I tried to add `return`/`ref` but no luck.


Re: How to fix "typesafe variadic function parameter"?

2022-05-24 Thread Adam Ruppe via Digitalmars-d-learn

On Tuesday, 24 May 2022 at 22:46:55 UTC, Andrey Zherikov wrote:

return S(s);


return S(s.dup);


The variadic lives in a temporary array that expires at the end 
of the function. So copying it out to the GC lets it live on.


Your code was wrong on 2.099 too, but the compiler didn't tell 
you.




Re: How to fix "typesafe variadic function parameter"?

2022-05-24 Thread Andrey Zherikov via Digitalmars-d-learn

On Tuesday, 24 May 2022 at 22:51:50 UTC, Adam Ruppe wrote:

On Tuesday, 24 May 2022 at 22:46:55 UTC, Andrey Zherikov wrote:

return S(s);


return S(s.dup);


The variadic lives in a temporary array that expires at the end 
of the function. So copying it out to the GC lets it live on.


Your code was wrong on 2.099 too, but the compiler didn't tell 
you.


That works, thank you!

Can this error message be improved some way so this fix becomes 
obvious?


Re: How to fix "typesafe variadic function parameter"?

2022-05-24 Thread Steven Schveighoffer via Digitalmars-d-learn

On 5/24/22 6:54 PM, Andrey Zherikov wrote:

On Tuesday, 24 May 2022 at 22:51:50 UTC, Adam Ruppe wrote:

On Tuesday, 24 May 2022 at 22:46:55 UTC, Andrey Zherikov wrote:

return S(s);


return S(s.dup);


The variadic lives in a temporary array that expires at the end of the 
function. So copying it out to the GC lets it live on.


Your code was wrong on 2.099 too, but the compiler didn't tell you.


That works, thank you!

Can this error message be improved some way so this fix becomes obvious?

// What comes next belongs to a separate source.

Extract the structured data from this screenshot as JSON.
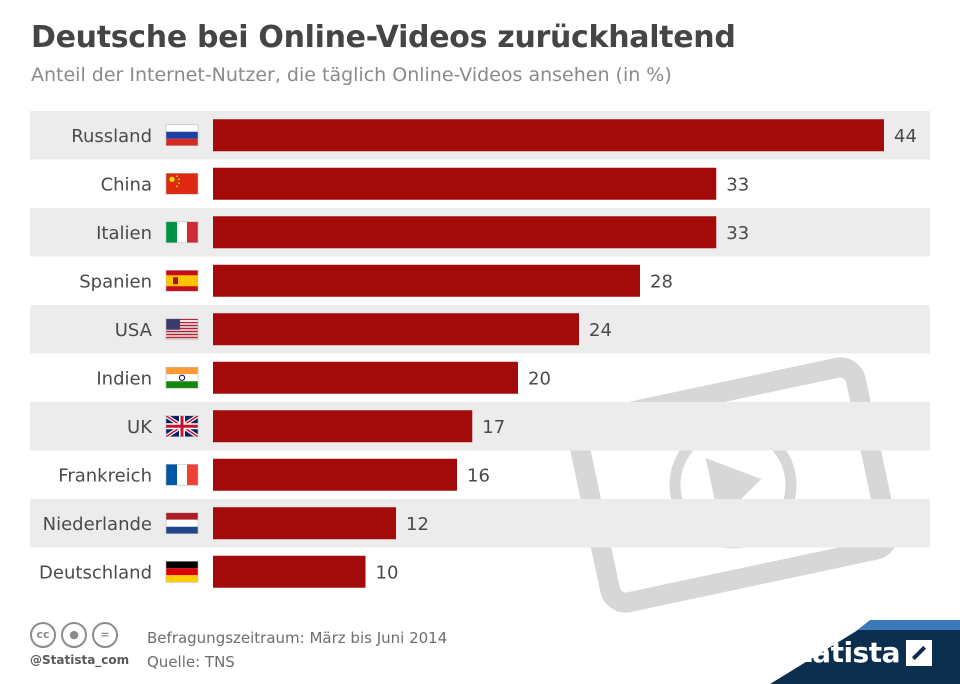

What is happening is that you have an `auto` return function, which 
infers attributes.


The parameter is being returned, which means it infers `return` on the 
parameter. Then decides that it's not legal.


The compiler error message should be more specific about inferred 
attribute errors and why they occurred, because they are super-confusing.


I believe there are some recent gains in this space. But it's not 100% yet.